Given the mud slung at Chas Freeman, Chairman of the Committee for the Republic, on the issue of "foreign money" the article below from Harper's provides a useful corrective.
HARPER’S
3/12/09
Chas Freeman and Saudi Money
Ken Silverstein
One of the most common charges hurled by the opponents of Charles Freeman Jr., who yesterday withdrew as chair of the Obama administration’s National Intelligence Council, was that he “headed a Saudi-funded Middle East advocacy group in Washington.” I’ve written about the influence of money on think tanks and think it’s a valid point of concern, but let’s put this assertion in perspective.
Freeman headed the Middle East Policy Council. I’m not sure how much Saudi money flows to the think tank, but it can’t be much. I checked the firm’s non-profit disclosure form for 2007 and its total receipts for the year were $731,000, and it had assets of $1.3 million. Freeman was paid $87,000 that year.

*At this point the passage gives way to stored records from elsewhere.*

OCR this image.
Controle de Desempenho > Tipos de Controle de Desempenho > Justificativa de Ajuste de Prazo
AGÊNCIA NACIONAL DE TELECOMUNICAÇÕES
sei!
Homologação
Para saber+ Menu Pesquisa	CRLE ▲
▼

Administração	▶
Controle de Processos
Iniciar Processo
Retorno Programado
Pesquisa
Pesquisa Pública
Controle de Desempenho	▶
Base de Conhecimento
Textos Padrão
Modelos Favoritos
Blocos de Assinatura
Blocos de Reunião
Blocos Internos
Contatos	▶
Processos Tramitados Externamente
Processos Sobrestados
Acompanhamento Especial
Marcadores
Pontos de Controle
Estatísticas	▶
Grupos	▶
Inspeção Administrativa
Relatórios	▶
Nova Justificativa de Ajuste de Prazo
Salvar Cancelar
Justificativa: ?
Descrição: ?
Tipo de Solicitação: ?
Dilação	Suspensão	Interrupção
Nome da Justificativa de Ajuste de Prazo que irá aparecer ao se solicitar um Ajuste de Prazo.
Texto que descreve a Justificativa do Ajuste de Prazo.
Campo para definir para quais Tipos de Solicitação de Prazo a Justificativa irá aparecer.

Compare that to the Washington Institute for Near East Policy, a conservative think tank that is overwhelmingly supportive of Israel and whose board includes Henry Kissinger, Alexander Haig and Martin Peretz. Its receipts for 2007 came to $11.9 million, and it had $26.5 million in assets. Robert Satloff, the institute’s executive director, was paid $307,000. Dennis Ross, now the Obama administration’s special adviser on Iran, was paid $208,000 for duties as a “Distinguished Fellow.”
Then there’s the equally pro-Israel American Enterprise Institute, from where a number of prominent Bush Administration employees came. It had assets of $77 million in 2006 (the last year for which I could find its disclosure form at the Foundation Center), and receipts of $56 million.
None of these groups list funders on their websites, nor are they required to list them on disclosure reports. (AEI says it doesn’t disclose donors; the Washington Institute’s press contact was out today.) The Israeli government doesn’t (as far as I know) back AEI or WINEP, but conservative foundations do and it’s hard to imagine that pro-Israeli organizations and individuals aren’t kicking in large sums as well.
So why is the Middle East Policy Council any more intellectually corrupt than AEI or WINEP? And why is employment at the former a bar to government employment, but a job at the last two is not?